As time passed, I watched my new family unit, play, laugh, and create a unique and unbreakable bond.  The patience, guidance, and support that he provides my son with every day have had a profound impact on him.  Through it all, he has supported, loved, and cared for us all.  It has not been an easy ride and we have faced more challenges that I could never have anticipated.  It seems like there is always something else right around the corner.  I know he could’ve left at any time and I quite frankly wouldn’t have blamed him. He has said so many times that he doesn’t feel obligated and he wants this life with us, the good, bad, and the ugly, but he chose.
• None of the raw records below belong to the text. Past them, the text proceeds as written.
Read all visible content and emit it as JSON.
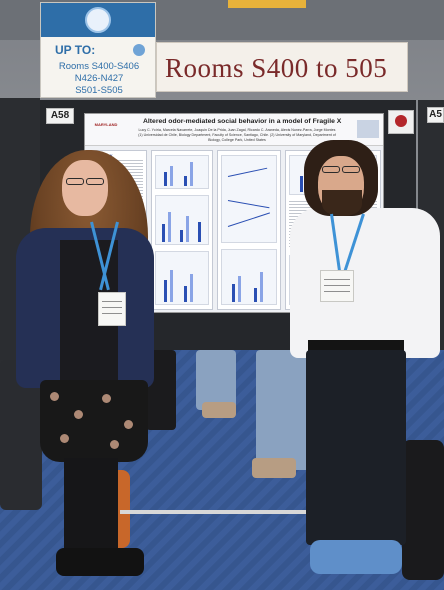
{
  "banner": {
    "up_to": "UP TO:",
    "rooms_line1": "Rooms S400-S406",
    "rooms_line2": "N426-N427",
    "rooms_line3": "S501-S505"
  },
  "rooms_sign": {
    "text": "Rooms S400 to 505"
  },
  "booth_tags": {
    "left": "A58",
    "right": "A5"
  },
  "poster": {
    "title": "Altered odor-mediated social behavior in a model of Fragile X Syndrome",
    "authors": "Lucy C. Ycíria, Marcela Navarrete, Joaquin De la Prida, Juan Zagal, Ricardo C. Araneda, Alexis Nunez-Parra, Jorge Montes",
    "affiliations": "(1) Universidad de Chile, Biology Department, Faculty of Science, Santiago, Chile. (2) University of Maryland, Department of Biology, College Park, United States",
    "logo_left": "MARYLAND",
    "summary_label": "SUMMARY"
  }
}
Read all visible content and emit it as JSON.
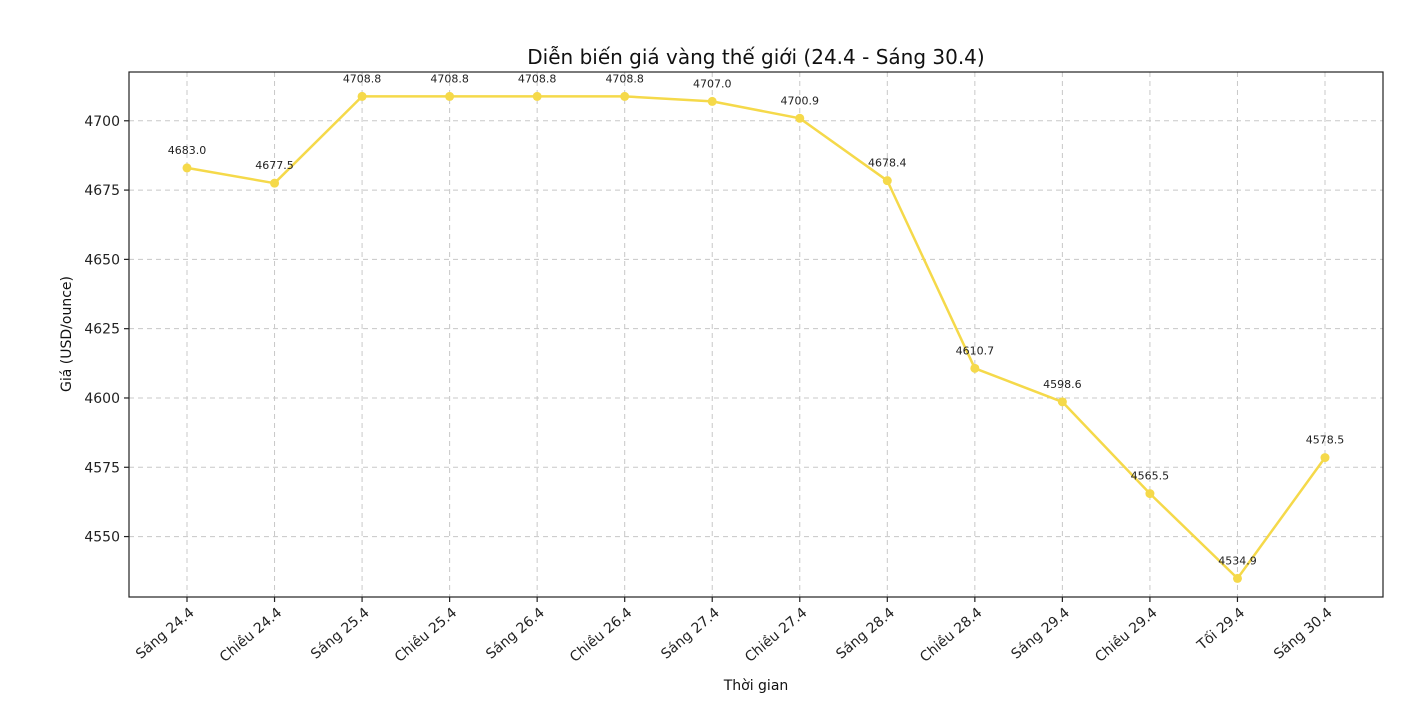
{
  "chart_data": {
    "type": "line",
    "title": "Diễn biến giá vàng thế giới (24.4 - Sáng 30.4)",
    "xlabel": "Thời gian",
    "ylabel": "Giá (USD/ounce)",
    "categories": [
      "Sáng 24.4",
      "Chiều 24.4",
      "Sáng 25.4",
      "Chiều 25.4",
      "Sáng 26.4",
      "Chiều 26.4",
      "Sáng 27.4",
      "Chiều 27.4",
      "Sáng 28.4",
      "Chiều 28.4",
      "Sáng 29.4",
      "Chiều 29.4",
      "Tối 29.4",
      "Sáng 30.4"
    ],
    "values": [
      4683.0,
      4677.5,
      4708.8,
      4708.8,
      4708.8,
      4708.8,
      4707.0,
      4700.9,
      4678.4,
      4610.7,
      4598.6,
      4565.5,
      4534.9,
      4578.5
    ],
    "data_labels": [
      "4683.0",
      "4677.5",
      "4708.8",
      "4708.8",
      "4708.8",
      "4708.8",
      "4707.0",
      "4700.9",
      "4678.4",
      "4610.7",
      "4598.6",
      "4565.5",
      "4534.9",
      "4578.5"
    ],
    "yticks": [
      4550,
      4575,
      4600,
      4625,
      4650,
      4675,
      4700
    ],
    "ylim": [
      4528.2,
      4717.6
    ],
    "grid": true,
    "color": "#f5d94a"
  }
}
My son is 15 and things are not easy right now.  We are going to be entering him into a partial hospitalization program at an Autism clinic.  Blame it on COVID, hormones, or anything really.  He needs to reset, regroup and receive some intensive therapies.  This is the lowest of low for us as a family. He has cried with me, researched with me, hugged me.  More importantly, he is sure to chisel time away to spend with my daughter, who is also affected by this decision.  Again, it takes a special man to fully involve and invest themselves into these responsibilities. 

So, as Father’s Day approaches, it is typical to salute and sing praise to the many deserving and loving fathers that grace this earth.  What about those men who chose to love and accept autistic children and all that it comes with?  What about the men who choose to look at these autistic children like they are a blessing and to love them to the moon and back?  I am truly humbled and grateful for my husband.  There are no steps between him and my children.  He chose.